March 23, 2015


Video blackout: It’s time to stop leaving some employees in the dark

I frequently attend events where corporate communicators and IT professionals from around the world discuss best practices in using video for employee engagement.   It’s impressive how far video in the enterprise has come. There is widespread acceptance that video is the best way to deliver mission critical leadership messages and training to employees, and nearly every speaker echoes that message.   However, off the stage in private conversations I’m surprised to hear that the vast majority of companies have huge segments of their population that simply can’t access video, in many cases up to 40% of employees are deliberately cut off from the critical messages they require! In this post I’ll explore how we arrived in this situation and what we can do to change it.

The Evolution of the Message and the Medium

Decades ago, the company loudspeaker blared the latest news to all employees, whether they wanted it or not. The in-person all-hands meeting was engaging, but reached only a handful of employees. Twenty years ago conference calls become the mode du-jour for communicating, however a recent Intercall Survey found that 65% of conference call participants are doing other work while on the conference call (27% reported having fallen asleep on a conf. call). Video webcasts have stepped in to solve this challenge, and a recent Ragan survey showed 89% of corporate leaders say video is now important for their internal communications programs due to its ability to engage.

From a technology perspective, the growth of video has been much more uneven due its unique challenges. Early solutions, such as satellite, were extremely expensive, limited to select locations and forced employees into break rooms. Twenty years ago solutions such as multicast and hardware-based caching devices enabled enterprises to reach 50% and in many cases and as much as 80% of employees with video (after several years of work).   The implementation and maintenance involved in using video is simply too difficult and costly to justify, so most companies just stop after a certain point. Without a solution in place, these offices are truly blacked out from video. The network can’t handle it. So just to reiterate: In the year 2015, if you’re in a large enterprise and IT has prioritized video and spent years and millions of dollars getting multicast or caching devices set up, 20% or more likely 40% of your employees still can’t use video. We’re supposed to have flying cars by now and instead we have conference calls.

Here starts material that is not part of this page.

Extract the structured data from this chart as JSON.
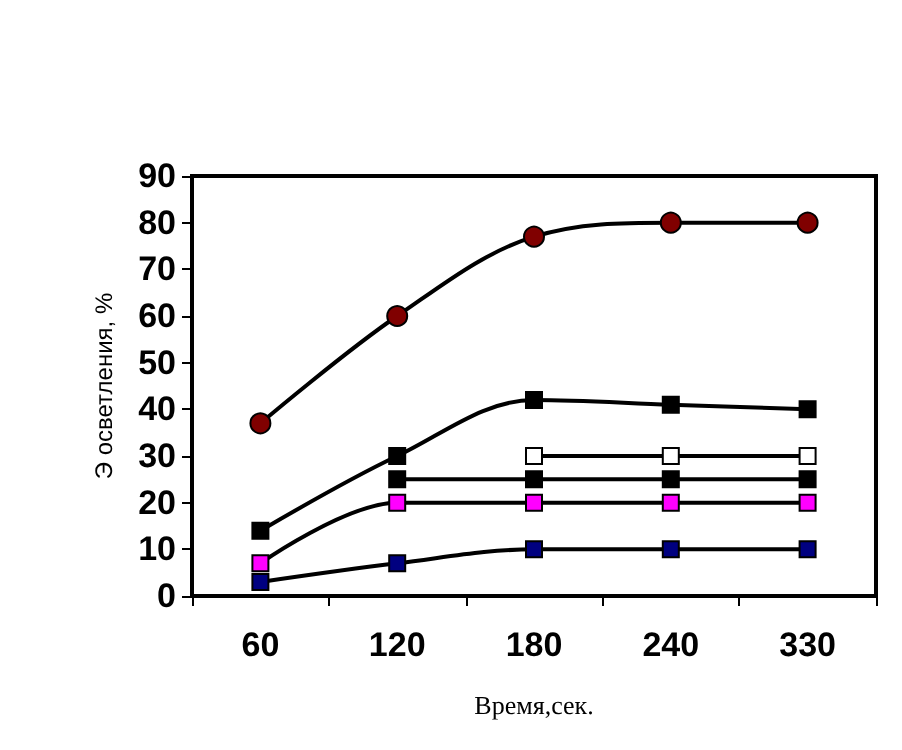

Misplaced Priorities, Old Fashioned Solutions

The hard part about not reaching everyone is that those that don’t get the message are precisely those that need it the most. Everyone in headquarters surely can watch the video message or join a face to face meeting. Those in large secondary campuses can probably watch it. But the best sales guy in Singapore, the critical technician in rural Iowa, the new hire in Brazil… they’re left in the dark.

It’s for this reason that we must draw the line with video solutions. It is never acceptable to have a video solution that can’t reach your entire audience.   Whatever technical or cultural hurdles stand in your way pale in comparison to getting your message to those critical, front-line employees.   Technology should drive communication and innovation, not stifle it.

Our Challenge: 100% Reach in Less than 100 Days 

One route to reaching all employees quickly is to leverage a software defined network solution (SDN). Kollective and others in the Software Defined Enterprise Content Delivery Network space create a software-based video network on top of your existing network that can overcome challenges with your network and enable video quickly and efficiently to every office and every employee: surely within 100 days, sometimes in as little as a week. These solutions can reduce video network bandwidth requirements by as much as 90%. With the recent introduction of Kollective Adaptive Bitrate, the video system is able to reliably overcome even the most challenging network conditions.

If you’re wondering why the SDN space is growing so fast right now–why companies like Cisco are investing billions–It all comes down to technology finally delivering what we really need. No, not flying cars, but video to the last 20%.

So whatever solution you decide on, I challenge you to reach all employees; not next year, but today. Businesses that reach that last 20% (like Nestle, Wells Fargo and NCR) will continue to be aligned, nimble and successful. Those that don’t won’t.